Extract from the Birmingham Mail circa 1918
Birmingham Mail The Tragedy of war is sadly exemplified by the death of three sons of Mr and Mrs T Dawson of Lordswood Teddesley near Penkridge L Corps Thomas William he eldest son enlisted in the Rifle Brigade in September 1914 went to France in March 1915 and was killed in action on May 9 of that year.L corps Harry Dawson the second son enlisted in Queens Victoria's Rifles (London Regiment on November 1914 went to France on Aug 17, 1915 and was wounded July 1 1916. he returned to France in march 1917 was reported missing five months later on the 16th of August 1917) and on Jun 28 .... was officially reported as having died.
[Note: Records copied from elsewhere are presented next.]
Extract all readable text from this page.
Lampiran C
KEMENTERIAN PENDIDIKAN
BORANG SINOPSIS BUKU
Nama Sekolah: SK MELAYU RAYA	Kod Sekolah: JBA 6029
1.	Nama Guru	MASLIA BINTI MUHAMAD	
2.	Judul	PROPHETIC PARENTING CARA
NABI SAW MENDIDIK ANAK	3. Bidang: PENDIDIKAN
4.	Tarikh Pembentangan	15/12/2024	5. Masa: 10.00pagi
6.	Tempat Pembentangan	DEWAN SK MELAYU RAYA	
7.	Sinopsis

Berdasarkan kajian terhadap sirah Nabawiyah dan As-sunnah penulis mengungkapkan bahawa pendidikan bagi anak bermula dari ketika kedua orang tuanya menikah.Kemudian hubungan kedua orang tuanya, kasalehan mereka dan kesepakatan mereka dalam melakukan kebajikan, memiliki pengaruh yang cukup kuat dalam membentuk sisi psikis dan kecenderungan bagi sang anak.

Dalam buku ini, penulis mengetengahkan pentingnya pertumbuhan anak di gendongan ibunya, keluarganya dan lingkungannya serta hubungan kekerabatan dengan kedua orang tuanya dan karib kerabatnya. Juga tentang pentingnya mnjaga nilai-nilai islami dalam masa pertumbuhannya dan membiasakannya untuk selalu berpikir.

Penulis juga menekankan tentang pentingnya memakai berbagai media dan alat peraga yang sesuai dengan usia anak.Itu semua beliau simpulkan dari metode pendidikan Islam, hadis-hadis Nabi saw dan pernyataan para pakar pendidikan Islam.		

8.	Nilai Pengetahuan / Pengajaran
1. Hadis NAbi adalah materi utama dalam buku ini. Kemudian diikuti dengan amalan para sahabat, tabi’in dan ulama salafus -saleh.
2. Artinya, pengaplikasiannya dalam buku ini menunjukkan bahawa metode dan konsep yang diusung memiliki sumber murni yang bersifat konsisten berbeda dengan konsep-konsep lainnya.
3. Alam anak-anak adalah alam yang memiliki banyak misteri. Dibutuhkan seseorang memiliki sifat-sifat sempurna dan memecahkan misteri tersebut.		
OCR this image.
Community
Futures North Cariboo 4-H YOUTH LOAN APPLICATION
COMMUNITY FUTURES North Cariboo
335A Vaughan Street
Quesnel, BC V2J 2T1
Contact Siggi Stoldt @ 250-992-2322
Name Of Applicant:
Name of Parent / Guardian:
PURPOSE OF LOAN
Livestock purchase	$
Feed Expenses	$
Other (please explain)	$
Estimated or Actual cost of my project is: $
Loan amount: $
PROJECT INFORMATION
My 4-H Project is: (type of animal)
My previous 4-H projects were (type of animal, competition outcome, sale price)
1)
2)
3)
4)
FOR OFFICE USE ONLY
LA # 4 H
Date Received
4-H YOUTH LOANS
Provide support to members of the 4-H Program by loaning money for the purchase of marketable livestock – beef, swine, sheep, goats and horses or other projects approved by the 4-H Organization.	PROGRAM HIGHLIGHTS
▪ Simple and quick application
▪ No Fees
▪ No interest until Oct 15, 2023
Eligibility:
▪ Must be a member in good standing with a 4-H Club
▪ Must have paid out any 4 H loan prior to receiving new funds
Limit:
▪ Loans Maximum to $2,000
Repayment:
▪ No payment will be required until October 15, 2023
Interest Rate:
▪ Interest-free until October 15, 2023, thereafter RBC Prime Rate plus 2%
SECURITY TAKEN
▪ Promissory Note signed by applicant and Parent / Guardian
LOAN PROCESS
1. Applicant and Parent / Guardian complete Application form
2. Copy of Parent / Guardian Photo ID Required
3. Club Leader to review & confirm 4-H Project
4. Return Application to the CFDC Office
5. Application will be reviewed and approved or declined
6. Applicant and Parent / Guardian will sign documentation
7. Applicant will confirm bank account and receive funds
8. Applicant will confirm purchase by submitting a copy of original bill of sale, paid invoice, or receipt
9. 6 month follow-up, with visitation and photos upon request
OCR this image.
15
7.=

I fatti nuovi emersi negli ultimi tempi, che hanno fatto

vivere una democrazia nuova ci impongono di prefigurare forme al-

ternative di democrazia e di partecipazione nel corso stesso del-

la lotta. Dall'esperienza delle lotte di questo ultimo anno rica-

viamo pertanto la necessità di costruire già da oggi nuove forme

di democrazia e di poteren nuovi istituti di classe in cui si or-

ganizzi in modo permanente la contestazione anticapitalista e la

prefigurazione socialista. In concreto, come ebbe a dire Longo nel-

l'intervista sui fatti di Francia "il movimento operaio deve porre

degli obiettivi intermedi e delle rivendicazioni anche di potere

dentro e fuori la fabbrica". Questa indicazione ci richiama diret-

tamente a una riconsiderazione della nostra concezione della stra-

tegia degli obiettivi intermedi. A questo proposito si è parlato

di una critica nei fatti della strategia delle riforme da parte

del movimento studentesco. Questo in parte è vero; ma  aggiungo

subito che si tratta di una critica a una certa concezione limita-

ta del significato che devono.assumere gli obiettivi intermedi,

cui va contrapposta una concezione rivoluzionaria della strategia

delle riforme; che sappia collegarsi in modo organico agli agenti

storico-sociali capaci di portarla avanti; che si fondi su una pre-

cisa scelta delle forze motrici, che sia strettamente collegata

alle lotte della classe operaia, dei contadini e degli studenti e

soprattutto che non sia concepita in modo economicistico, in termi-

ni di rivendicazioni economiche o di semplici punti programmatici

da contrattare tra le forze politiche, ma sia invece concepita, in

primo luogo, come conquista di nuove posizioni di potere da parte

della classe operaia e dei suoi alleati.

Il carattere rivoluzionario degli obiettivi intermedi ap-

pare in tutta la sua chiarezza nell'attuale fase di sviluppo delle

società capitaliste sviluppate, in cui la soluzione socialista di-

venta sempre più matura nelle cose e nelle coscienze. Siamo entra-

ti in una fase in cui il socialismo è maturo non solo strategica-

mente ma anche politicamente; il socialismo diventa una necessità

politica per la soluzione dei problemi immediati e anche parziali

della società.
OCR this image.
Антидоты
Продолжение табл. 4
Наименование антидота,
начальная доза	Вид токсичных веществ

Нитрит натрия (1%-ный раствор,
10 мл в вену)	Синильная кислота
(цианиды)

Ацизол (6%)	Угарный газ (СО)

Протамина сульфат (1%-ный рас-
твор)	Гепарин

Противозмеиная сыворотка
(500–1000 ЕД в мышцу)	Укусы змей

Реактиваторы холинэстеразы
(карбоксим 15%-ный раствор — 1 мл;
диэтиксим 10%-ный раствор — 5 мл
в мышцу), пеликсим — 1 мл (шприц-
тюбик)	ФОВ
Pte Edward John, the third son, was officially reported killed on the 19th July last. On attaining the age of 18 he joined the Durham Light infantry on Jan 31. He spent the first part of his training at a Midland Camp and completed it in Yorkshire, sailing to France on the 2nd of July. The Commanding Officer in a letter expressing his sympathy of the officers, non commissioned officers and men, says - "Although having been with the battalion only 14 days, he proved himself a thourgh soldier and a very efficient Lewis gunman. Prior to enlisting he was in the employ of Lord Hatherton on the in-door staff at Teddesley. All three brothers were members of the Loyal Teddesley Lodge of Oddfellows, Penkridge.
Also this more recent article.
I also visited Gypsey Green and was told by the farmer next door that it had been own the the Underhill family and famed for it's impressive garden.